Wednesday, August 31, 2011

Identity: Will the Real Me Please Stand Up?

Yup. Eric Shcmidt, heads up, buddy!  I'm outing myself.

Unless Google changes its hive-mind policy on identity, I'll be moving shortly. Google chairman Eric Schmidt thinks I'm a fraud.  I think he knows better, but he chooses to peddle his snake oil anyway.  He's right about one thing, though:  Google, Google+, Blogspot... these are optional. 

Yesterday in the Guardian there's a good essay on what's wrong with the Google identity policy, and I'm not going to rehash it.  Go read, if you like.  Watch out, though.  It was written by "Cory Doctorow" and I have to wonder about a famous last name like that.  In my youth I sometimes signed unimportant stuff with famous names, just to see if anyone noticed.  (Nobody did.)  Pen names and stage names have been around forever, and I'm not worried about Cory. I don't care what name is on his passport. He wrote a good piece. Mark Twain wrote good pieces, too, but that wasn't the name on his steamboat license.

At least until the Department of Homeland Security came along, there has never been anything illegal about using any name you choose.  Not in the U.S., anyway.  It's done all the time, and has been for centuries. Silence Dogood showed up in 1722 from soon-to-be   notorious bad boy and traitor to his king Ben Franklin.  A pseudonym only becomes an "alias" if you do something illegal.

Okay, as much as I may be a legend in my own mind, especially if drinking heavily, I agree with you.  I'm not Ben Franklin, or even Cory Doctorow.  Not Mark Twain, not Joseph Conrad, not William Shakespeare.  I blog a little bit.  I was in the newspaper business once, long ago.  I could blog under "Wilma Flintstone" and it would make no difference to anyone but me. 

I set this blog up under "Red Sparrow" because I wanted something that sounded vaguely partisan. My mission, after all, and insofar as I have one, is to follow in the footsteps of Jesus by comforting the afflicted and afflicting the comfortable.  I'm much better at the second part. What's a poor girl to do? Answer: Play to your strong suit, even if it's only clubs.

It's not too hard to figure out that my "real" identity is Sparrow Letov.  But hold on.  Don't call 411 just yet. Sparrow Letov was born 13 Novemeber 2007, courtesy of Linden Labs and Second Life. At that time, when you created an SL account, you had to pick a last name from a list of a few dozen options.  I picked "Letov" because it's short, easy to remember, has a good beat and it's easy to dance to, and because Russian writers and poets are so wonderfully tragic and romantic.  Or as we used to say back in the day, they're kozmic. 

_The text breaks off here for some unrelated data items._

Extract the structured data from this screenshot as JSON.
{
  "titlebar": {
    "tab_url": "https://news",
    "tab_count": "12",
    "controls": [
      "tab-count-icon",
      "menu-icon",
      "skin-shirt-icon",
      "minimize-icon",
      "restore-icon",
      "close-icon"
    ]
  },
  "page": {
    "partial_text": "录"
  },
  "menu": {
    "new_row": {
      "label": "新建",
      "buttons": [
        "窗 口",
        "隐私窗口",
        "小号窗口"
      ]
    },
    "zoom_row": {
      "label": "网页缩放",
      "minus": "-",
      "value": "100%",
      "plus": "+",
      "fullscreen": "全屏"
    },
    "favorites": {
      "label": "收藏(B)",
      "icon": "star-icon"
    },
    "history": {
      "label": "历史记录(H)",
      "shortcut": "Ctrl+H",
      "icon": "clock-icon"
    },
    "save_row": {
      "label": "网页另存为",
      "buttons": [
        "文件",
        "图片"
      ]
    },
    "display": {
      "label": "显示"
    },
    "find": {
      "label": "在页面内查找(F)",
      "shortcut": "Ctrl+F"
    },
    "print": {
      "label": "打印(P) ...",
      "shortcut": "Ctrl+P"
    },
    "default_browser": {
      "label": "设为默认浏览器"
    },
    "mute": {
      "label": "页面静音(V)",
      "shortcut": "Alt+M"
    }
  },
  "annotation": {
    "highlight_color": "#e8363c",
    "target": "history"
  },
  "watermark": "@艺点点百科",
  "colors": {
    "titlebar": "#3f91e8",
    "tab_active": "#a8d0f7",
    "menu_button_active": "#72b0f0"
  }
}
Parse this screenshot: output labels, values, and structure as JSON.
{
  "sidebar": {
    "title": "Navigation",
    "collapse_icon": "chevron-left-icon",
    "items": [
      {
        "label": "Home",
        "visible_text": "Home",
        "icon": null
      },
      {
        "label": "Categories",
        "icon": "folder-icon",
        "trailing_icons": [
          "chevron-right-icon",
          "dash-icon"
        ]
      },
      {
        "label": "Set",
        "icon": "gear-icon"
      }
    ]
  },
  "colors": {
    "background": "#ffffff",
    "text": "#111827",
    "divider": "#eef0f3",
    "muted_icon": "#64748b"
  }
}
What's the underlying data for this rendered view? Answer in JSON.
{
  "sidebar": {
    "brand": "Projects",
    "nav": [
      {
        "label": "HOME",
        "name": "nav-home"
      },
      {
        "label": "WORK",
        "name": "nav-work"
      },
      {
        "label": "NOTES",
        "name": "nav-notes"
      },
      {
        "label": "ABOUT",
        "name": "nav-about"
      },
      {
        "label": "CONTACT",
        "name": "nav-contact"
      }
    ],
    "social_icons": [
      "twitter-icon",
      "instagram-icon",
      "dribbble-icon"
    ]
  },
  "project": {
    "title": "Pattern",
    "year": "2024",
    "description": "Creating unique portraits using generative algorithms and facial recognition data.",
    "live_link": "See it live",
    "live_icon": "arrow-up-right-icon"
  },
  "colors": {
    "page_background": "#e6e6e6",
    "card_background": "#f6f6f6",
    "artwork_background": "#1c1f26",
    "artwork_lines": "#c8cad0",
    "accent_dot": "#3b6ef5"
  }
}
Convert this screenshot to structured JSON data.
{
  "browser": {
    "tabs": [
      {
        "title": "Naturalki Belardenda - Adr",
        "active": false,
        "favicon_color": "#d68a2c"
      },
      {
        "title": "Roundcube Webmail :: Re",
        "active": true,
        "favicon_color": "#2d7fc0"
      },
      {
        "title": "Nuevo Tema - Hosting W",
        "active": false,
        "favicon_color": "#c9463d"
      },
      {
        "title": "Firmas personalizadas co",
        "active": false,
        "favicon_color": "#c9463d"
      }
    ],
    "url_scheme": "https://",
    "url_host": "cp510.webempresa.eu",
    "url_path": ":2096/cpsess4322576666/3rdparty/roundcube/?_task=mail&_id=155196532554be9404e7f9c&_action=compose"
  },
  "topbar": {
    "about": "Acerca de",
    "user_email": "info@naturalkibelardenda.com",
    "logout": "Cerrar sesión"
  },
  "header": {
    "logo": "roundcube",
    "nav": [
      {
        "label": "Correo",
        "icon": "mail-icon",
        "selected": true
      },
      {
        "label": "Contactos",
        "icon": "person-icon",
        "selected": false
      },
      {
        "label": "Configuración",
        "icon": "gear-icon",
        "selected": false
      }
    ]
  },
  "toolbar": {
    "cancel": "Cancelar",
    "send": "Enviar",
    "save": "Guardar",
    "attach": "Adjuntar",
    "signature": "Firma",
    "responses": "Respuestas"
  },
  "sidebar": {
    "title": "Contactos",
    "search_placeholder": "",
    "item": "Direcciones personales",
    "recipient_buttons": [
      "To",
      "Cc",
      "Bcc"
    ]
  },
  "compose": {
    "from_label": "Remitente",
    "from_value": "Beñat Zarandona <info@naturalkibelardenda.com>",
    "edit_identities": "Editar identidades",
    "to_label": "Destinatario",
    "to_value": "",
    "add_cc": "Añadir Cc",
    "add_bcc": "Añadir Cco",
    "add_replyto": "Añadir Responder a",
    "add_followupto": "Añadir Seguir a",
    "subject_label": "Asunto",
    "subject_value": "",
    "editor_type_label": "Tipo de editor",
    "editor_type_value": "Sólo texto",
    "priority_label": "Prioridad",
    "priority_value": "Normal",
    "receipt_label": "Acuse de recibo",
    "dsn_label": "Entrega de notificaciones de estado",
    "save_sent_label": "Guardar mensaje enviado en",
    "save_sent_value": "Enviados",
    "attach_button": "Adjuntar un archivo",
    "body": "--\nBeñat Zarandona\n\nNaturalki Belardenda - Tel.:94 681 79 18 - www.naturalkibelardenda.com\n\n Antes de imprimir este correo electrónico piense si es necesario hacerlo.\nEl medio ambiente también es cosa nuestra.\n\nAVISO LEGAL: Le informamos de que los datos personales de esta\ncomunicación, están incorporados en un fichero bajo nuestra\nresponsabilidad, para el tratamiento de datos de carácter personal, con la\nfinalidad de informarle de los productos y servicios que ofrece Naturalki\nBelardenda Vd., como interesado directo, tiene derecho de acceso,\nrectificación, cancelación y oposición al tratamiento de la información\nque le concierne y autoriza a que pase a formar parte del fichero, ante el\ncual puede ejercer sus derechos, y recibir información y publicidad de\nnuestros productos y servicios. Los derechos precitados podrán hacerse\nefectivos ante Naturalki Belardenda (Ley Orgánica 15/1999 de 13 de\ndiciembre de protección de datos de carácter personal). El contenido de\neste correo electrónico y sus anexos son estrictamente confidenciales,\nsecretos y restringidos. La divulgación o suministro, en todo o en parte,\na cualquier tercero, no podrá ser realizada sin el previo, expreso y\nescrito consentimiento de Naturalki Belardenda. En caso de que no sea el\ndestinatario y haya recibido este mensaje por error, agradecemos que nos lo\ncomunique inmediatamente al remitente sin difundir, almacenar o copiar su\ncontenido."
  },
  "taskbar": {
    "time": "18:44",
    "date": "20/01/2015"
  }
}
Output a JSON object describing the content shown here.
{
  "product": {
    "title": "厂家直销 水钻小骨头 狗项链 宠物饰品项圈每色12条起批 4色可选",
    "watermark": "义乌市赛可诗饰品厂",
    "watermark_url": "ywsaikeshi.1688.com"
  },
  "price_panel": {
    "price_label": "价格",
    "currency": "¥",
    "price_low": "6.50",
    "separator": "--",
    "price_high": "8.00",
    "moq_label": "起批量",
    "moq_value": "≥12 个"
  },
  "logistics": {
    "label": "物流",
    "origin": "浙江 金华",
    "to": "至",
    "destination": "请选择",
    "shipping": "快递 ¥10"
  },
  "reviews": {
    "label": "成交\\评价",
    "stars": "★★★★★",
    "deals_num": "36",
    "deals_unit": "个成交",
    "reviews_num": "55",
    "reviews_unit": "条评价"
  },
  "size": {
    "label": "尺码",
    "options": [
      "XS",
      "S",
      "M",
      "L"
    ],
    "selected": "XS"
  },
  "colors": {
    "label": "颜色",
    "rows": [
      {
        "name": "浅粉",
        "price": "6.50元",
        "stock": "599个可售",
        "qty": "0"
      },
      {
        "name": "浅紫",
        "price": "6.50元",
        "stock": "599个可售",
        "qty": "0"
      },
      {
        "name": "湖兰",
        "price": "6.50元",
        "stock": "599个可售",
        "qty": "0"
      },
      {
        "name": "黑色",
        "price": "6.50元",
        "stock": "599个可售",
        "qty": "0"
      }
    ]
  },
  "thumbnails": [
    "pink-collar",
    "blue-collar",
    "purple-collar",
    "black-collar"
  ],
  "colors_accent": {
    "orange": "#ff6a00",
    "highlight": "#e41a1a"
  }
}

"Sparrow" has nothing to do with the moronic pirate movies.  That comes from an excellent novel, Bone Dance, by Emma Bull, now sadly out of print. 

If the DHS or the NSA or the FBI want the name printed on my driver's license, that's easy. Linden Labs has that information, and so does Comcast, my ISP for many years.  A few folks in my Google+ circle have it, though very few and only in cases where (a) there's a reason, and (b) trust is pretty damn total.  Of course, the name on my driver's license isn't the same as the ones on either of my two very valid birth certificates.  And those two documents show different names. My old-old passport shows a different name than my old passport. So all you identity wankers who agree with Eric Schmidt, tell me:  What's my real name?  Must be the one on my credit card, huh?

If you've entrusted a bunch of computer geeks and corporate buccaneers at Google and Facebook with your personal information, or hung it out there in public, I think you're a fool, frankly. You've made yourself part of a target-rich environment for every sociopath and evil-doer on the planet.  Good luck. My friends and my family have my phone number and address.  They're free to use them anytime.  And that works both ways. If I went to high school with you in 1963 and we haven't seen each other since, don't expect me to be very interested in what's gone on in your life.  I'm not.  And I'm not interested in telling you about mine.  You're not an "old friend" I can "reconnect" with, you're merely another stranger in this strange land. That's not a bad thing, it's just the way it is.  The past exists only in our minds, and very imperfectly. 

Safety on in the Internet?  Not likely.  Careful as I try to be, anyone who hacks any one of several databases can clean out my debit account.  They could come knocking on my door anytime. So be it.  I'll take those risks.  At least they won't know who's going to answer the door, and they might be surprised. 

Be safe.  Work for peace. Be careful.  It's dangerous out there.